Maître Jean et ses hommes abattent les pieux à coups de hache, la brèche est pratiquée, le flot des assaillants fait irruption par cette trouée comme un torrent par la porte d’une écluse ; une mêlée furieuse s’engage corps à corps avec les Anglais défenseurs de cette enceinte.

— En avant ! — crie Jeanne, conservant son épée au fourreau dans son horreur du sang, et agitant seulement sa bannière ; — le ciel nous protège ! hardi… en avant !

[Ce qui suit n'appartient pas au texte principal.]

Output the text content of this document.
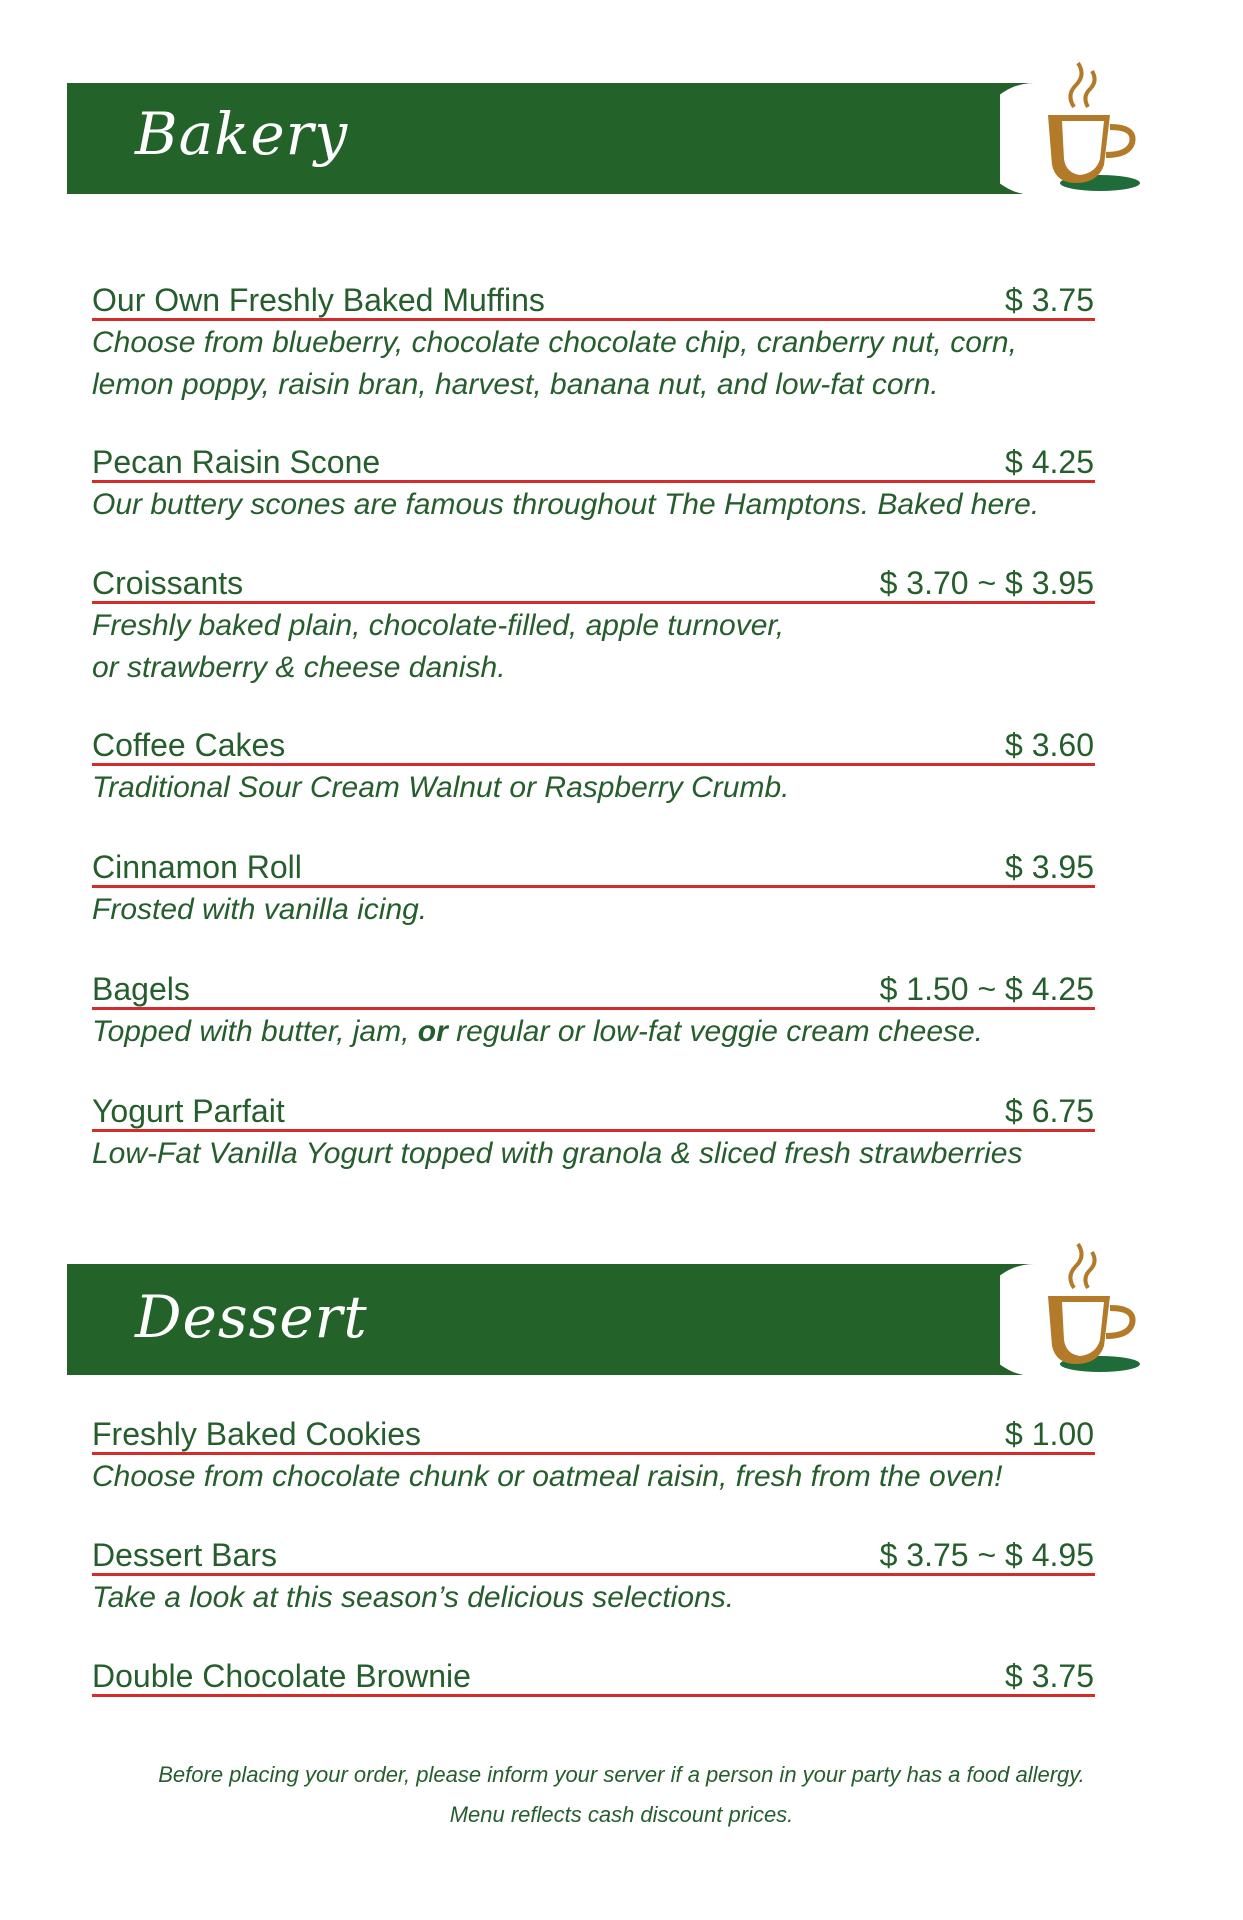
Bakery
Our Own Freshly Baked Muffins	$ 3.75
Choose from blueberry, chocolate chocolate chip, cranberry nut, corn,
lemon poppy, raisin bran, harvest, banana nut, and low-fat corn.
Pecan Raisin Scone	$ 4.25
Our buttery scones are famous throughout The Hamptons. Baked here.
Croissants	$ 3.70 ~ $ 3.95
Freshly baked plain, chocolate-filled, apple turnover,
or strawberry & cheese danish.
Coffee Cakes	$ 3.60
Traditional Sour Cream Walnut or Raspberry Crumb.
Cinnamon Roll	$ 3.95
Frosted with vanilla icing.
Bagels	$ 1.50 ~ $ 4.25
Topped with butter, jam, or regular or low-fat veggie cream cheese.
Yogurt Parfait	$ 6.75
Low-Fat Vanilla Yogurt topped with granola & sliced fresh strawberries
Dessert
Freshly Baked Cookies	$ 1.00
Choose from chocolate chunk or oatmeal raisin, fresh from the oven!
Dessert Bars	$ 3.75 ~ $ 4.95
Take a look at this season’s delicious selections.
Double Chocolate Brownie	$ 3.75
Before placing your order, please inform your server if a person in your party has a food allergy.
Menu reflects cash discount prices.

— Voyons si le ciel te protège, damnée sorcière ! — s’écrie un chef anglais, et il assène un furieux coup d’épée sur la tête de la Pucelle ; mais son casque la préserve ; elle reçoit en même temps un coup de masse d’armes qui fausse son armure à l’épaule droite. Un moment étourdie de ces rudes atteintes, elle chancelle, maître Jean la soutient, deux de ses canonniers la couvrent de leur corps ; mais bientôt elle reprend ses esprits, se redresse, se précipite au plus fort de l’action. L’élan des miliciens est irrésistible, le boulevard est jonché de cadavres des deux partis ; les Anglais, refoulés, cédant de nouveau à la terreur superstitieuse que leur inspire la Pucelle, se retranchent dans les nombreux bâtiments de charpente servant de

  1. Journal du siége d’Orléans, t. III, p. 172.